5. You’re not sick until we say you’re sick.” – Most HMOs Demand Pre-approval for just about any care you get. For just about any care you get, whether it’s simple referral to see a specialist or an emergency. Why? “It’s clear that the approval process is a hurdle to reduce procedures and referrals,” says David Himmelstein. “It’s not the turndown that’s the issue. It’s the hassle it makes for the doctors.”
Eric Jung, a Bellcore computer programmer, knows this firsthand. Last summer, he was on his way back to New Jersey from Rhode Island when disaster struck.
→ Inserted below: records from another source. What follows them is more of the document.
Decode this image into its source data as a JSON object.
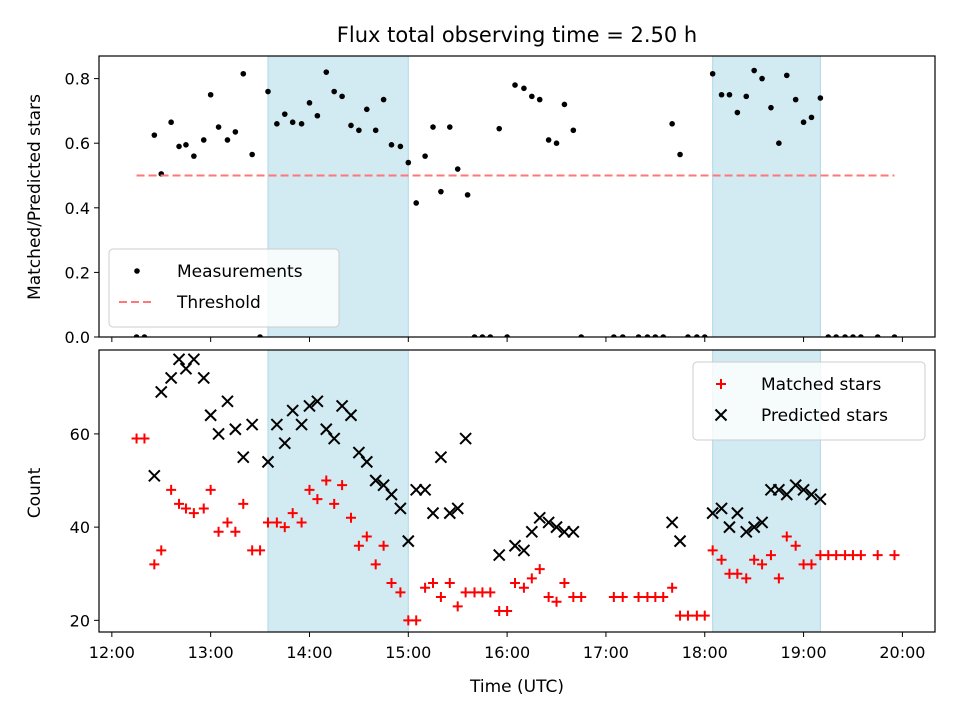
{
  "chart_data": [
    {
      "type": "scatter",
      "title": "Flux total observing time = 2.50 h",
      "xlabel": "",
      "ylabel": "Matched/Predicted stars",
      "xlim": [
        11.87,
        20.33
      ],
      "ylim": [
        0,
        0.87
      ],
      "yticks": [
        0.0,
        0.2,
        0.4,
        0.6,
        0.8
      ],
      "ytick_labels": [
        "0.0",
        "0.2",
        "0.4",
        "0.6",
        "0.8"
      ],
      "legend_position": "lower-left",
      "shaded_intervals": [
        [
          13.58,
          15.0
        ],
        [
          18.08,
          19.17
        ]
      ],
      "shade_color": "#add8e6",
      "series": [
        {
          "name": "Measurements",
          "marker": "dot",
          "color": "#000000",
          "points": [
            [
              12.25,
              0
            ],
            [
              12.33,
              0
            ],
            [
              12.43,
              0.625
            ],
            [
              12.5,
              0.505
            ],
            [
              12.6,
              0.665
            ],
            [
              12.68,
              0.59
            ],
            [
              12.75,
              0.595
            ],
            [
              12.83,
              0.56
            ],
            [
              12.93,
              0.61
            ],
            [
              13.0,
              0.75
            ],
            [
              13.08,
              0.65
            ],
            [
              13.17,
              0.61
            ],
            [
              13.25,
              0.635
            ],
            [
              13.33,
              0.815
            ],
            [
              13.42,
              0.565
            ],
            [
              13.5,
              0
            ],
            [
              13.58,
              0.76
            ],
            [
              13.67,
              0.66
            ],
            [
              13.75,
              0.69
            ],
            [
              13.83,
              0.665
            ],
            [
              13.92,
              0.66
            ],
            [
              14.0,
              0.725
            ],
            [
              14.08,
              0.685
            ],
            [
              14.17,
              0.82
            ],
            [
              14.25,
              0.76
            ],
            [
              14.33,
              0.745
            ],
            [
              14.42,
              0.655
            ],
            [
              14.5,
              0.64
            ],
            [
              14.58,
              0.705
            ],
            [
              14.67,
              0.64
            ],
            [
              14.75,
              0.735
            ],
            [
              14.83,
              0.595
            ],
            [
              14.92,
              0.59
            ],
            [
              15.0,
              0.54
            ],
            [
              15.08,
              0.415
            ],
            [
              15.17,
              0.56
            ],
            [
              15.25,
              0.65
            ],
            [
              15.33,
              0.45
            ],
            [
              15.42,
              0.65
            ],
            [
              15.5,
              0.52
            ],
            [
              15.6,
              0.44
            ],
            [
              15.67,
              0
            ],
            [
              15.75,
              0
            ],
            [
              15.83,
              0
            ],
            [
              15.92,
              0.645
            ],
            [
              16.0,
              0
            ],
            [
              16.08,
              0.78
            ],
            [
              16.17,
              0.77
            ],
            [
              16.25,
              0.745
            ],
            [
              16.33,
              0.735
            ],
            [
              16.42,
              0.61
            ],
            [
              16.5,
              0.6
            ],
            [
              16.58,
              0.72
            ],
            [
              16.67,
              0.64
            ],
            [
              16.75,
              0
            ],
            [
              17.08,
              0
            ],
            [
              17.17,
              0
            ],
            [
              17.33,
              0
            ],
            [
              17.42,
              0
            ],
            [
              17.5,
              0
            ],
            [
              17.58,
              0
            ],
            [
              17.67,
              0.66
            ],
            [
              17.75,
              0.565
            ],
            [
              17.83,
              0
            ],
            [
              17.92,
              0
            ],
            [
              18.0,
              0
            ],
            [
              18.08,
              0.815
            ],
            [
              18.17,
              0.75
            ],
            [
              18.25,
              0.75
            ],
            [
              18.33,
              0.695
            ],
            [
              18.42,
              0.745
            ],
            [
              18.5,
              0.825
            ],
            [
              18.58,
              0.8
            ],
            [
              18.67,
              0.71
            ],
            [
              18.75,
              0.6
            ],
            [
              18.83,
              0.81
            ],
            [
              18.92,
              0.735
            ],
            [
              19.0,
              0.665
            ],
            [
              19.08,
              0.68
            ],
            [
              19.17,
              0.74
            ],
            [
              19.25,
              0
            ],
            [
              19.33,
              0
            ],
            [
              19.42,
              0
            ],
            [
              19.5,
              0
            ],
            [
              19.58,
              0
            ],
            [
              19.75,
              0
            ],
            [
              19.92,
              0
            ]
          ]
        },
        {
          "name": "Threshold",
          "marker": "dashed-line",
          "color": "#ff7777",
          "points": [
            [
              12.25,
              0.5
            ],
            [
              19.92,
              0.5
            ]
          ]
        }
      ]
    },
    {
      "type": "scatter",
      "title": "",
      "xlabel": "Time (UTC)",
      "ylabel": "Count",
      "xlim": [
        11.87,
        20.33
      ],
      "ylim": [
        17.5,
        78
      ],
      "yticks": [
        20,
        40,
        60
      ],
      "ytick_labels": [
        "20",
        "40",
        "60"
      ],
      "xticks": [
        12,
        13,
        14,
        15,
        16,
        17,
        18,
        19,
        20
      ],
      "xtick_labels": [
        "12:00",
        "13:00",
        "14:00",
        "15:00",
        "16:00",
        "17:00",
        "18:00",
        "19:00",
        "20:00"
      ],
      "legend_position": "upper-right",
      "shaded_intervals": [
        [
          13.58,
          15.0
        ],
        [
          18.08,
          19.17
        ]
      ],
      "shade_color": "#add8e6",
      "series": [
        {
          "name": "Matched stars",
          "marker": "plus",
          "color": "#ff0000",
          "points": [
            [
              12.25,
              59
            ],
            [
              12.33,
              59
            ],
            [
              12.43,
              32
            ],
            [
              12.5,
              35
            ],
            [
              12.6,
              48
            ],
            [
              12.68,
              45
            ],
            [
              12.75,
              44
            ],
            [
              12.83,
              43
            ],
            [
              12.93,
              44
            ],
            [
              13.0,
              48
            ],
            [
              13.08,
              39
            ],
            [
              13.17,
              41
            ],
            [
              13.25,
              39
            ],
            [
              13.33,
              45
            ],
            [
              13.42,
              35
            ],
            [
              13.5,
              35
            ],
            [
              13.58,
              41
            ],
            [
              13.67,
              41
            ],
            [
              13.75,
              40
            ],
            [
              13.83,
              43
            ],
            [
              13.92,
              41
            ],
            [
              14.0,
              48
            ],
            [
              14.08,
              46
            ],
            [
              14.17,
              50
            ],
            [
              14.25,
              45
            ],
            [
              14.33,
              49
            ],
            [
              14.42,
              42
            ],
            [
              14.5,
              36
            ],
            [
              14.58,
              38
            ],
            [
              14.67,
              32
            ],
            [
              14.75,
              36
            ],
            [
              14.83,
              28
            ],
            [
              14.92,
              26
            ],
            [
              15.0,
              20
            ],
            [
              15.08,
              20
            ],
            [
              15.17,
              27
            ],
            [
              15.25,
              28
            ],
            [
              15.33,
              25
            ],
            [
              15.42,
              28
            ],
            [
              15.5,
              23
            ],
            [
              15.58,
              26
            ],
            [
              15.67,
              26
            ],
            [
              15.75,
              26
            ],
            [
              15.83,
              26
            ],
            [
              15.92,
              22
            ],
            [
              16.0,
              22
            ],
            [
              16.08,
              28
            ],
            [
              16.17,
              27
            ],
            [
              16.25,
              29
            ],
            [
              16.33,
              31
            ],
            [
              16.42,
              25
            ],
            [
              16.5,
              24
            ],
            [
              16.58,
              28
            ],
            [
              16.67,
              25
            ],
            [
              16.75,
              25
            ],
            [
              17.08,
              25
            ],
            [
              17.17,
              25
            ],
            [
              17.33,
              25
            ],
            [
              17.42,
              25
            ],
            [
              17.5,
              25
            ],
            [
              17.58,
              25
            ],
            [
              17.67,
              27
            ],
            [
              17.75,
              21
            ],
            [
              17.83,
              21
            ],
            [
              17.92,
              21
            ],
            [
              18.0,
              21
            ],
            [
              18.08,
              35
            ],
            [
              18.17,
              33
            ],
            [
              18.25,
              30
            ],
            [
              18.33,
              30
            ],
            [
              18.42,
              29
            ],
            [
              18.5,
              33
            ],
            [
              18.58,
              32
            ],
            [
              18.67,
              34
            ],
            [
              18.75,
              29
            ],
            [
              18.83,
              38
            ],
            [
              18.92,
              36
            ],
            [
              19.0,
              32
            ],
            [
              19.08,
              32
            ],
            [
              19.17,
              34
            ],
            [
              19.25,
              34
            ],
            [
              19.33,
              34
            ],
            [
              19.42,
              34
            ],
            [
              19.5,
              34
            ],
            [
              19.58,
              34
            ],
            [
              19.75,
              34
            ],
            [
              19.92,
              34
            ]
          ]
        },
        {
          "name": "Predicted stars",
          "marker": "x",
          "color": "#000000",
          "points": [
            [
              12.43,
              51
            ],
            [
              12.5,
              69
            ],
            [
              12.6,
              72
            ],
            [
              12.68,
              76
            ],
            [
              12.75,
              74
            ],
            [
              12.83,
              76
            ],
            [
              12.93,
              72
            ],
            [
              13.0,
              64
            ],
            [
              13.08,
              60
            ],
            [
              13.17,
              67
            ],
            [
              13.25,
              61
            ],
            [
              13.33,
              55
            ],
            [
              13.42,
              62
            ],
            [
              13.58,
              54
            ],
            [
              13.67,
              62
            ],
            [
              13.75,
              58
            ],
            [
              13.83,
              65
            ],
            [
              13.92,
              62
            ],
            [
              14.0,
              66
            ],
            [
              14.08,
              67
            ],
            [
              14.17,
              61
            ],
            [
              14.25,
              59
            ],
            [
              14.33,
              66
            ],
            [
              14.42,
              64
            ],
            [
              14.5,
              56
            ],
            [
              14.58,
              54
            ],
            [
              14.67,
              50
            ],
            [
              14.75,
              49
            ],
            [
              14.83,
              47
            ],
            [
              14.92,
              44
            ],
            [
              15.0,
              37
            ],
            [
              15.08,
              48
            ],
            [
              15.17,
              48
            ],
            [
              15.25,
              43
            ],
            [
              15.33,
              55
            ],
            [
              15.42,
              43
            ],
            [
              15.5,
              44
            ],
            [
              15.58,
              59
            ],
            [
              15.92,
              34
            ],
            [
              16.08,
              36
            ],
            [
              16.17,
              35
            ],
            [
              16.25,
              39
            ],
            [
              16.33,
              42
            ],
            [
              16.42,
              41
            ],
            [
              16.5,
              40
            ],
            [
              16.58,
              39
            ],
            [
              16.67,
              39
            ],
            [
              17.67,
              41
            ],
            [
              17.75,
              37
            ],
            [
              18.08,
              43
            ],
            [
              18.17,
              44
            ],
            [
              18.25,
              40
            ],
            [
              18.33,
              43
            ],
            [
              18.42,
              39
            ],
            [
              18.5,
              40
            ],
            [
              18.58,
              41
            ],
            [
              18.67,
              48
            ],
            [
              18.75,
              48
            ],
            [
              18.83,
              47
            ],
            [
              18.92,
              49
            ],
            [
              19.0,
              48
            ],
            [
              19.08,
              47
            ],
            [
              19.17,
              46
            ]
          ]
        }
      ]
    }
  ]
}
After stopping to eat, he was overcome with sudden and extreme diarrhea. ” I realized I wasn’t going to make it home,” he says. “Then I realized I wasn’t going to make it to the bathroom.” After the initial onslaught, he says, he passed out by the side of the road and, delirious, he was taken by his girlfriend to an emergency room in Summir, N.J.
Jung thought he followed all the claim-filling rules of his HMO, PruCare: He called his primary doctor within 24 hours of his ER visit and left a detailed message. Yet a month later, he got a $541 bill from the hospital and one for $259 from the doctor, saying that PruCare had denied it. The HMO’s explanation: The emergency-room visit hadn’t been pre-authorized.
In the end, Jung got reimbursed for the hospital charges. But it took five months of phone calls and letters, and, as of mid-January, there was still some dispute as to whether PruCare had followed through on its promise to finally pay the doctor’s bill. Responds Kevin Heine, a spokesman for Prucare: “When he field his appeal, PruCare said they would notify him of the decision. In early December, he was informed that the facility portion would be taken care of and that PruCare was still examining the doctor portion of the bill. Would we have liked this process to have been quicker? The answer is yes.”